A bijective function (also called isomorphic) is a one-to-one mapping between the persons and the bikes (between the domain and codomain). It means that if you find a bike, you can trace it back to exactly one person, and that if you have a person you can trace it to exactly one bike. In other words it means the inverse function works, that is both `lookup_bike(person)`

and `lookup_person(bike)`

work for all inputs.

Isomorphic functions are found in all kinds of translations; storing objects in a database, compressing files etc. The name literally means "the same shape", so any format that can reproduce the same structure can represent the same data.
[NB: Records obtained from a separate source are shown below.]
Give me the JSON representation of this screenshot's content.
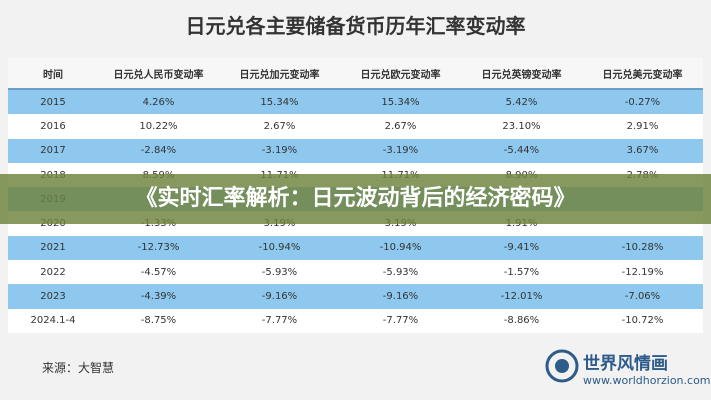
{
  "header": {
    "title": "日元兑各主要储备货币历年汇率变动率"
  },
  "table": {
    "columns": [
      "时间",
      "日元兑人民币变动率",
      "日元兑加元变动率",
      "日元兑欧元变动率",
      "日元兑英镑变动率",
      "日元兑美元变动率"
    ],
    "rows": [
      [
        "2015",
        "4.26%",
        "15.34%",
        "15.34%",
        "5.42%",
        "-0.27%"
      ],
      [
        "2016",
        "10.22%",
        "2.67%",
        "2.67%",
        "23.10%",
        "2.91%"
      ],
      [
        "2017",
        "-2.84%",
        "-3.19%",
        "-3.19%",
        "-5.44%",
        "3.67%"
      ],
      [
        "2018",
        "8.59%",
        "11.71%",
        "11.71%",
        "8.90%",
        "2.78%"
      ],
      [
        "2019"
      ],
      [
        "2020",
        "-1.33%",
        "3.19%",
        "3.19%",
        "1.91%"
      ],
      [
        "2021",
        "-12.73%",
        "-10.94%",
        "-10.94%",
        "-9.41%",
        "-10.28%"
      ],
      [
        "2022",
        "-4.57%",
        "-5.93%",
        "-5.93%",
        "-1.57%",
        "-12.19%"
      ],
      [
        "2023",
        "-4.39%",
        "-9.16%",
        "-9.16%",
        "-12.01%",
        "-7.06%"
      ],
      [
        "2024.1-4",
        "-8.75%",
        "-7.77%",
        "-7.77%",
        "-8.86%",
        "-10.72%"
      ]
    ]
  },
  "source": "来源：大智慧",
  "banner": "《实时汇率解析：日元波动背后的经济密码》",
  "logo": {
    "name": "世界风情画",
    "url": "www.worldhorzion.com"
  }
}
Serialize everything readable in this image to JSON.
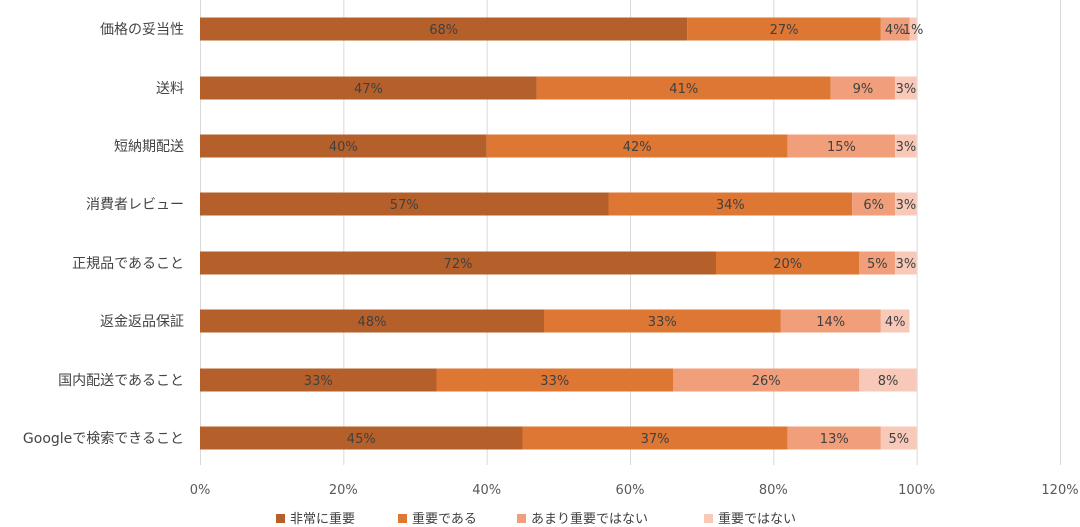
{
  "chart_data": {
    "type": "bar",
    "orientation": "horizontal",
    "stacked": true,
    "categories": [
      "価格の妥当性",
      "送料",
      "短納期配送",
      "消費者レビュー",
      "正規品であること",
      "返金返品保証",
      "国内配送であること",
      "Googleで検索できること"
    ],
    "series": [
      {
        "name": "非常に重要",
        "color": "#b5602a",
        "values": [
          68,
          47,
          40,
          57,
          72,
          48,
          33,
          45
        ]
      },
      {
        "name": "重要である",
        "color": "#de7733",
        "values": [
          27,
          41,
          42,
          34,
          20,
          33,
          33,
          37
        ]
      },
      {
        "name": "あまり重要ではない",
        "color": "#f19e7b",
        "values": [
          4,
          9,
          15,
          6,
          5,
          14,
          26,
          13
        ]
      },
      {
        "name": "重要ではない",
        "color": "#f8c9b8",
        "values": [
          1,
          3,
          3,
          3,
          3,
          4,
          8,
          5
        ]
      }
    ],
    "data_labels": [
      [
        "68%",
        "47%",
        "40%",
        "57%",
        "72%",
        "48%",
        "33%",
        "45%"
      ],
      [
        "27%",
        "41%",
        "42%",
        "34%",
        "20%",
        "33%",
        "33%",
        "37%"
      ],
      [
        "4%",
        "9%",
        "15%",
        "6%",
        "5%",
        "14%",
        "26%",
        "13%"
      ],
      [
        "1%",
        "3%",
        "3%",
        "3%",
        "3%",
        "4%",
        "8%",
        "5%"
      ]
    ],
    "xlim": [
      0,
      120
    ],
    "x_ticks": [
      0,
      20,
      40,
      60,
      80,
      100,
      120
    ],
    "x_tick_labels": [
      "0%",
      "20%",
      "40%",
      "60%",
      "80%",
      "100%",
      "120%"
    ],
    "grid": true,
    "legend_position": "bottom"
  }
}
### Injective functions (one-to-one)

An injective function returns a distinct value for every input. That is, no bike is assigned to more than one person. If the function is total, then what prevents it from being bijective is the unequal cardinality of the domain and codomain (ie. more bikes than persons).

Another way to understand it is to think of something small being stored in (embedded in) something big. In order to maintain unique output values, the codomain must be at least as big as the domain. GUIDs are an example of this. A GUID generator guarantees a globally unique identifier by picking values from a sufficiently large space. Given a GUID that has been issued, you can trace it back to exactly one object, but you cannot take just any value in the GUID space, because most of them have never (and will never) be issued to anyone.

### Surjective functions (many-to-one)

A surjective function is one where all values in the codomain are used (ie. all bikes are assigned). In a way it is the inverse property of a total function (where all persons have a bike).

Surjective functions are often undesirable in practice, meaning that you have too few resources at your disposal, which forces sharing (threads on a cpu) or rejection (streaming server can only accept so many clients).

The way to think of injections and surjections is *not* as opposites, but as complementary properties. A function can be both injective (all persons have a unique bike) and surjective (all bikes are used). If so, it is bijective.